Chinese superstar Ding Jinhui produced stunning snooker on Friday to roar back into contention for a second successive world championship final appearance as he was tied 12-12 with defending champion Mark Selby.

The 30-year-old Chinese cueman had looked flat during the session earlier on Friday seeing his overnight lead, in the best of 33-frame duel, of 5-3 turned round to a 9-6 advantage for Selby.

However, Ding was a different player in the evening session showing the sort of form that had seen him overcome five-time world champion Ronnie O'Sullivan in the quarter-finals.

Selby had ground down his opponent in overhauling his early advantage -- he has won the five frames that crept over the half hour mark -- but there was little of that when Ding managed to put a break together when he got to the table.

Indeed trailing 12-10, with just two frames remaining, Ding showed extraordinary resolve in rattling off two century breaks (117 and 128) to level the match and set up a mouthwatering final session on Saturday.

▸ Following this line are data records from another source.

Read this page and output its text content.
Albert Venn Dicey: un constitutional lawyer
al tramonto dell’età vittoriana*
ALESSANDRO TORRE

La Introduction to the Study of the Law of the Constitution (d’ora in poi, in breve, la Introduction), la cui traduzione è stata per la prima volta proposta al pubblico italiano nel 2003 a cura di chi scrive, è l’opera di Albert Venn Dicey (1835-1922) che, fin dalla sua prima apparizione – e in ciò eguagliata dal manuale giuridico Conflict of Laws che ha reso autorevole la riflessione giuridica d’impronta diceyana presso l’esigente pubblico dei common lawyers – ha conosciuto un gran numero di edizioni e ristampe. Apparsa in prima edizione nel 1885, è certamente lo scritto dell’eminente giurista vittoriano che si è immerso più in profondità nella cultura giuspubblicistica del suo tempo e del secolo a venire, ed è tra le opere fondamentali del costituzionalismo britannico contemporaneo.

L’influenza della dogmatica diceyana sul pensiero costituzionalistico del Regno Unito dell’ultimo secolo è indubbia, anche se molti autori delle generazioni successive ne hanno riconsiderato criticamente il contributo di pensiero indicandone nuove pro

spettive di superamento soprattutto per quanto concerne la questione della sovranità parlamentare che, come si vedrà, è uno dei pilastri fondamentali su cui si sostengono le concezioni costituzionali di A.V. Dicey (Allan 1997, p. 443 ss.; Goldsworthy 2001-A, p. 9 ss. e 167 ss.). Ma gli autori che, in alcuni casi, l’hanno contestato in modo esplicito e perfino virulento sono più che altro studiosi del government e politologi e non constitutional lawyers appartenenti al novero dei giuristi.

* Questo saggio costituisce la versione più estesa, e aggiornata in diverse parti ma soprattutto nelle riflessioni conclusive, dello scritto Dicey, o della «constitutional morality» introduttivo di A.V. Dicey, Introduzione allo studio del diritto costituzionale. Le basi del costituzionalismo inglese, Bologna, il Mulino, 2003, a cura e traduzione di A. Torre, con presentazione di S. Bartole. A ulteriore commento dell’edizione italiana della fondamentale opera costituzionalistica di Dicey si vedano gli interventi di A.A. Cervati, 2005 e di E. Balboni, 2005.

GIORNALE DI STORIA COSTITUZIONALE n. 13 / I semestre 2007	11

It had been a very different story in their first session on Friday as Selby won six of the eight frames on offer in their morning session.

Selby, who also won the world title in 2014, was unapologetic about his laborious play.

"You know in this tournament you're not going to be able to play well in every single session, it's more or less impossible," Selby said.

"So you need to be able to scrap it out and I've shown in the past I can do that."

In the other semi-final, Scotland's four-time world champion John Higgins -- appearing in his first semi-final since the last time he won the crown in 2011 -- retained control advancing to a 10-6 lead after being up 5-3 overnight against Barry Hawkins.

Their last-four clash resumes on Saturday and Higgins is clearly feeling that 38-year-old Hawkins, who has reached the semi-finals in four of the last five editions, has a lot left in reserve.

"I know how difficult Barry is to beat," said Higgins.

"In the last two or three years he's grown into being a great champion. He always had the game but I don't think he had the belief.

"He's definitely got the belief now. I was saying before this event he was my pick to win it. I hope he's not ready to win it, obviously, but he was my pick," added the 41-year-old Higgins.